Proof in text form should satisfy the requirement in future
“Reducing bureaucracy is the order of the day,” wrote Federal Minister of Justice Marco Buschmann on X (formerly Twitter) on March 21, 2024. In line with this motto, the traffic light coalition is planning to ease the burden on companies in the area of employment contracts and wants to promote the digitalization of the future world of work.
The German Bureaucracy Reduction Act IV (BEG IV) provides for the first steps to reduce bureaucracy and enables proof to be provided partly in electronic form (Section 126a BGB), i.e. using electronically qualified signatures (qeS). This development opens the door for the digital employment contract, in which contract components can be documented and sent by email or via digital platforms.
The planned amendments to the Evidence Act are intended to introduce the text form (Section 126b BGB) instead of the written form, whereby an employment contract would in future be sufficient as a digital declaration if it is available as a legible declaration on a durable medium and the person of the declaring employer is named. A digital employment contract of this kind could significantly increase flexibility for employees and employers and at the same time reduce the administrative burden.

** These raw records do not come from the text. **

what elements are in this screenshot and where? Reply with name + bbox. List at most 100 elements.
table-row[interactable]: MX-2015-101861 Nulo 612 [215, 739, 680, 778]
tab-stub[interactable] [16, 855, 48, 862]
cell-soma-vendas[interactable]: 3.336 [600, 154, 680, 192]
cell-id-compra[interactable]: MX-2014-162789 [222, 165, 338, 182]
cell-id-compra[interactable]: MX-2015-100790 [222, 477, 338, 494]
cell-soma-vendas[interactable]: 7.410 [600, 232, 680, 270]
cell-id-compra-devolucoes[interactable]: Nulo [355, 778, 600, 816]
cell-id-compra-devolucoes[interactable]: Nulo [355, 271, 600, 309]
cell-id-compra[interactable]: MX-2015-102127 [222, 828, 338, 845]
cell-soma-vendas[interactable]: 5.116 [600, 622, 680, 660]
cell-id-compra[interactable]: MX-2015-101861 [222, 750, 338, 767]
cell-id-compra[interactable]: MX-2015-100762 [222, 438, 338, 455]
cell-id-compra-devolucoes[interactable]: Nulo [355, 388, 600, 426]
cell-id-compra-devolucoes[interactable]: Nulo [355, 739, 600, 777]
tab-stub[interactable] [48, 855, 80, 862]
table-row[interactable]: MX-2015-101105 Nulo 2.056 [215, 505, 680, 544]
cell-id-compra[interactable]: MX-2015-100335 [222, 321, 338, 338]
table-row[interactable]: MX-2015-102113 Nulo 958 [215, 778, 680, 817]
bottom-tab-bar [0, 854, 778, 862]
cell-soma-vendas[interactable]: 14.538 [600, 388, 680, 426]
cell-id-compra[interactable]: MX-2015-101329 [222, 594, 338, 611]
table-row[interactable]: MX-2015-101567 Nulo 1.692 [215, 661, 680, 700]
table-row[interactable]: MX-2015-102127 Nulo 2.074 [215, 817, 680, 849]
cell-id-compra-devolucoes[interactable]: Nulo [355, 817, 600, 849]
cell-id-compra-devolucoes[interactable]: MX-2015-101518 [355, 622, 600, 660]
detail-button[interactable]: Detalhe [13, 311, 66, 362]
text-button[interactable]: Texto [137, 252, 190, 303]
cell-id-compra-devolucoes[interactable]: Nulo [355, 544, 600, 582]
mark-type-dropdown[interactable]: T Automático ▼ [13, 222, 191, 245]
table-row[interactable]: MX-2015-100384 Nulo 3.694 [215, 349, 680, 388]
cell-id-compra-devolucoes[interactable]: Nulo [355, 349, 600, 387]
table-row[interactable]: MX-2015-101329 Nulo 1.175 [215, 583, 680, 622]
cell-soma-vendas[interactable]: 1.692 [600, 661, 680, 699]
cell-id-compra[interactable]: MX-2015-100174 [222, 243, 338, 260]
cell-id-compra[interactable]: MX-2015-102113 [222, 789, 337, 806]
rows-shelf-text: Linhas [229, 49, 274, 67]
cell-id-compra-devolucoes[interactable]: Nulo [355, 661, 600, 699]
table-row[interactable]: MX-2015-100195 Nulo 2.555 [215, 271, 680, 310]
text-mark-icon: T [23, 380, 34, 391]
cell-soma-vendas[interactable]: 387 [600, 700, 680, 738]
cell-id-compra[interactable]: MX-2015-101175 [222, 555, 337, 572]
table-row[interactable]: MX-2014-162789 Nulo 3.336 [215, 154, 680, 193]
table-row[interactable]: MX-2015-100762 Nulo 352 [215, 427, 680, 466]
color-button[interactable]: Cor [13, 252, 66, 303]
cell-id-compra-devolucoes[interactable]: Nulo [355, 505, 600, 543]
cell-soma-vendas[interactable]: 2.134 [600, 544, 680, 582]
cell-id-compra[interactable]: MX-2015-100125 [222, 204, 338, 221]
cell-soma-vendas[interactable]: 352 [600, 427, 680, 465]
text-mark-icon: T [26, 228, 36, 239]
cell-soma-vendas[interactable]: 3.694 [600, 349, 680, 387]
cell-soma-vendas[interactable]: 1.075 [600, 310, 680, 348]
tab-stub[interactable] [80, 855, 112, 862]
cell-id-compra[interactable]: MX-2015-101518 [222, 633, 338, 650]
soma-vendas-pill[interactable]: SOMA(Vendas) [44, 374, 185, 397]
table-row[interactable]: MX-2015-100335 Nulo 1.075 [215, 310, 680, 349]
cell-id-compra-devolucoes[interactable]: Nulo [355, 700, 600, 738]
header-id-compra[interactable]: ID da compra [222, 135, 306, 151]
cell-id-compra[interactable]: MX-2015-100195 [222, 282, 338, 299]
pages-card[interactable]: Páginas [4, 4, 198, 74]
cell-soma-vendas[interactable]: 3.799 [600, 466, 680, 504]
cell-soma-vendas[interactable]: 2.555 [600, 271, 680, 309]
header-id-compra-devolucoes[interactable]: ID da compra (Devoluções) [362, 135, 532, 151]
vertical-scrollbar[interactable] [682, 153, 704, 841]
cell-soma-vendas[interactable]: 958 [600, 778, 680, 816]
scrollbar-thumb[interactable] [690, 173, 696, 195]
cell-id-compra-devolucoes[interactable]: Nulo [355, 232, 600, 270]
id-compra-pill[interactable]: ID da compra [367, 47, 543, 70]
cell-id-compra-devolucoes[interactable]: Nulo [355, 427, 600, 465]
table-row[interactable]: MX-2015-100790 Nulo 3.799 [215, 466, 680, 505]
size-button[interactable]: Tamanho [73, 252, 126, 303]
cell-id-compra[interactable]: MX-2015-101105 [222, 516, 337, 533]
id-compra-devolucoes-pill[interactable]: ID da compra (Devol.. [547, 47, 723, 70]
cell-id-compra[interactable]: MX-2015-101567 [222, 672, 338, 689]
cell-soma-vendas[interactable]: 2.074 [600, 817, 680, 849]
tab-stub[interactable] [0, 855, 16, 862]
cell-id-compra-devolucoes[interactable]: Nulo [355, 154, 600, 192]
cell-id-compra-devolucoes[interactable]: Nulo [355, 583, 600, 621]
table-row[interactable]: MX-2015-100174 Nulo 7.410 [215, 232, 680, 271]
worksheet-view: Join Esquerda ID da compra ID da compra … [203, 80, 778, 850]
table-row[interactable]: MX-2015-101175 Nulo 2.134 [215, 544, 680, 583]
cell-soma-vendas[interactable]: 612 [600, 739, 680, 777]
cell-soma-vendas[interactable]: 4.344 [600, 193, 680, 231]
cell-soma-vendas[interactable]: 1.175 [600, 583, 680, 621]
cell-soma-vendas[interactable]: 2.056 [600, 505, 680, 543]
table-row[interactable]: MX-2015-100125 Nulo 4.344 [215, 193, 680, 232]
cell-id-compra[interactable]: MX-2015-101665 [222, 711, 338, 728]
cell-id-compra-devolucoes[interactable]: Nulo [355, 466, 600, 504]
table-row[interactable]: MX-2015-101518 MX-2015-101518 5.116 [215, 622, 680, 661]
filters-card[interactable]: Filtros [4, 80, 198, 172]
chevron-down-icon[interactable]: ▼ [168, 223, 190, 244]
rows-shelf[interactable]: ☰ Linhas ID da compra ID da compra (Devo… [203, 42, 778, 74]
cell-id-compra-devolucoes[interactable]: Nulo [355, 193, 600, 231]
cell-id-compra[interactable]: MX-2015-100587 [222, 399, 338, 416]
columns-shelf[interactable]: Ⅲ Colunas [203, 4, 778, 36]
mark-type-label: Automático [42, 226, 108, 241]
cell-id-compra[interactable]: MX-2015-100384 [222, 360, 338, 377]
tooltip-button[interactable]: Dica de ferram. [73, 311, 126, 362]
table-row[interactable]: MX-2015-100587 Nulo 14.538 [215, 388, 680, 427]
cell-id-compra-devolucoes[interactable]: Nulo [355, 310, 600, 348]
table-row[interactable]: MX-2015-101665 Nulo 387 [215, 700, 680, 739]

Federal Minister of Justice Buschmann explained that proof could also be provided in text form in future, provided that the document is accessible, storable and printable for employees and the employer receives proof of transmission and receipt.
No exemption from the written form requirement without exception upon request
As with many principles, there are exceptions. The employer must continue to provide written proof if this is expressly requested by the employee. This exception is particularly relevant for sensitive areas of work in which the digital employment contract does not yet offer the same legal protection as a written document.
Another problem, both technically and legally, is proof of receipt. According to current case law, an email is deemed to have been received if the recipient has confirmed that it has been read. The absence of a notification of non-delivery alone is not sufficient for legally secure proof of delivery. If this proof becomes mandatory for digital employment contracts, companies may have to adapt their processes and IT infrastructure to meet these requirements.
Challenges and outlook for the digital employment contract
Even though the BEG IV brings many innovations for digitalization, challenges remain. For example, the law does not currently provide for any changes with regard to the termination of employment relationships, which are still subject to the written form requirement pursuant to Section 623 of the German Civil Code (BGB). A breach of this requirement would render the termination void and therefore ineffective.
Likewise, the time limit requirement pursuant to Section 14 (4) TzBfG must still be fulfilled in writing, which limits the use of digital employment contracts. The Federal Labor Court ruled that the automatic termination of an employment relationship upon reaching the standard retirement age is considered a fixed term that cannot be agreed by email.
Finally, the government draft of BEG IV is intended to allow employment references in electronic form in accordance with Section 109 GewO with the employee’s consent. However, it will still be necessary to obtain this consent in a verifiable manner, which is unlikely to reduce the bureaucratic burden.
The introduction of the text form in the NachwG is a significant step towards reducing bureaucracy and promoting digital processes. If digital employment contracts are actually possible in the future, employers and employees in Germany could benefit from a much more efficient organization of employment relationships. However, until the final legislation is passed, it remains to be seen how comprehensively the legal changes will really facilitate the transition to digital employment contracts.